Вслед за испугом у меня появилась надежда остаться незамеченным. Нас разделяла полоса тумана. Мне достаточно было присесть, чтобы спрятаться за нее. Однако Великан, хоть и был сосредоточен, шел прямо на меня. Казалось, он углублен в свои мысли, и знает свою цель, и свободно идет к ней. Когда он пересек полосу тумана, у меня не осталось никакой надежды. И когда он подошел ко мне и, ничуть не удивившись стал что-то говорить, меня охватил ужас. Он стал делать странные движения. Я заметил, что и я делал такие же странные движения. Потом стало ясно: он повторяет меня. Но он не передразнивал меня, а был как-то связан со мной — так, что мои движения передавались ему. — Перестань суетиться, ты мне мешаешь — сказал Великан.
— А что я тебе делаю? — вырвалось у меня детское оправдание. Великан усмехнулся.
— Как тебя зовут? — спросил я.
— Юрра, — протяжно отметил он ударение на последнем слоге.
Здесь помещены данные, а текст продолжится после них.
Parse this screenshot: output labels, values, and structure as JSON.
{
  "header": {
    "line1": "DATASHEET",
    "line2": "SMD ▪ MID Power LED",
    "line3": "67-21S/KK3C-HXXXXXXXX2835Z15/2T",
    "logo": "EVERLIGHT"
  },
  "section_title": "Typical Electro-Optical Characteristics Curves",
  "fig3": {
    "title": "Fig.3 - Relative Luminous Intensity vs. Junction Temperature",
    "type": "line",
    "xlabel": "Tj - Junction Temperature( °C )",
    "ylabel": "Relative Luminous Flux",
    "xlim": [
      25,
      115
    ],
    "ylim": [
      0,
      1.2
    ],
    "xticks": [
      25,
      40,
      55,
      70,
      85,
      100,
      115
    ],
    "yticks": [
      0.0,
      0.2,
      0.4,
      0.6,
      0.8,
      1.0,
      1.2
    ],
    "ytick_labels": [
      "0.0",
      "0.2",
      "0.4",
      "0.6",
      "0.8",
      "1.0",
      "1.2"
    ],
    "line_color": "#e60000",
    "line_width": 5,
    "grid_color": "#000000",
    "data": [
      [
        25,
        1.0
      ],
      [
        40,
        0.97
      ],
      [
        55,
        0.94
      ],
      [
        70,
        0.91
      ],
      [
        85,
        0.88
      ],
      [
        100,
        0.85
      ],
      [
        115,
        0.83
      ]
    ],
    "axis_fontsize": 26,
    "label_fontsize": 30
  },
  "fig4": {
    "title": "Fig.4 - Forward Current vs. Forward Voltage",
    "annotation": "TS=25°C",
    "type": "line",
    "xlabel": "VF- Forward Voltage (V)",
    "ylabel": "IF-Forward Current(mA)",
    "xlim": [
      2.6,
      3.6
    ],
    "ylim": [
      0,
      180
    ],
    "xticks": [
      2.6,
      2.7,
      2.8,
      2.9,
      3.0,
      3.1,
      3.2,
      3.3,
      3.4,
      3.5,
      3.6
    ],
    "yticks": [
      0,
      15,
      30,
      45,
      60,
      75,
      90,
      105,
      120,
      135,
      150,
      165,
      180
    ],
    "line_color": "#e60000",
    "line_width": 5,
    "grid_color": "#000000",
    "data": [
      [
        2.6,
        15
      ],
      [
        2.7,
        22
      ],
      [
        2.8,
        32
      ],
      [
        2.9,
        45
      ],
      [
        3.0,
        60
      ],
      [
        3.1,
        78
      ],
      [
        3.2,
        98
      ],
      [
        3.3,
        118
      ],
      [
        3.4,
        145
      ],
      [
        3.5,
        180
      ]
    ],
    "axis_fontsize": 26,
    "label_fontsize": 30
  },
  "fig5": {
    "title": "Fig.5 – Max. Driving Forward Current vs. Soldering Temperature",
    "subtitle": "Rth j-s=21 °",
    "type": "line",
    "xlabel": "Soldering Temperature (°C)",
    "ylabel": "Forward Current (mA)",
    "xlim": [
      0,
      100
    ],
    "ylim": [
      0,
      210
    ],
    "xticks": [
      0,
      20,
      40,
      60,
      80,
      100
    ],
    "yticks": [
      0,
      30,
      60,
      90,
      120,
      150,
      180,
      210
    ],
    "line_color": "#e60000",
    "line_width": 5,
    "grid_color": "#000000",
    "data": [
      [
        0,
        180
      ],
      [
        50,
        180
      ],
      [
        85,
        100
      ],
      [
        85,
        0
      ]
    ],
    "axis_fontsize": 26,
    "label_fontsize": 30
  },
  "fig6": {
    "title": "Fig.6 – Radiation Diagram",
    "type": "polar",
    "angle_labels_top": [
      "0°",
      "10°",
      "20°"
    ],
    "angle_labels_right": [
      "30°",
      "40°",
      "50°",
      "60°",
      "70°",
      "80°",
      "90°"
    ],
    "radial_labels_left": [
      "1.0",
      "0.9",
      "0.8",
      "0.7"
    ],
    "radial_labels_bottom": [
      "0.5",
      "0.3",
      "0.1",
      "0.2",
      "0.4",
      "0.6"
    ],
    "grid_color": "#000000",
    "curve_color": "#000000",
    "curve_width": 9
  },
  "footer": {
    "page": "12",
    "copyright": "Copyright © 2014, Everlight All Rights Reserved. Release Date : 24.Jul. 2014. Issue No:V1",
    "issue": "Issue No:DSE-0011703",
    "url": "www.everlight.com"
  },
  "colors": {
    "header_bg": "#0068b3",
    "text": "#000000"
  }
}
Я вспомнил, что где-то в Прибалтике так называют море.
— А куда ты идешь?
— На встречу. С тобой. С собой. Он помолчал и как бы про себя грустно сказал:
— Да… Ты меня не помнишь… Ты себя не помнишь. Мне показалось, что передо мной стоит и заговаривается сумасшедший.
— Знаешь что, иди своей дорогой, я пойду своей — предложил я. — Так было до сих пор. Но вряд ли ты от этого выиграл, — ответил он.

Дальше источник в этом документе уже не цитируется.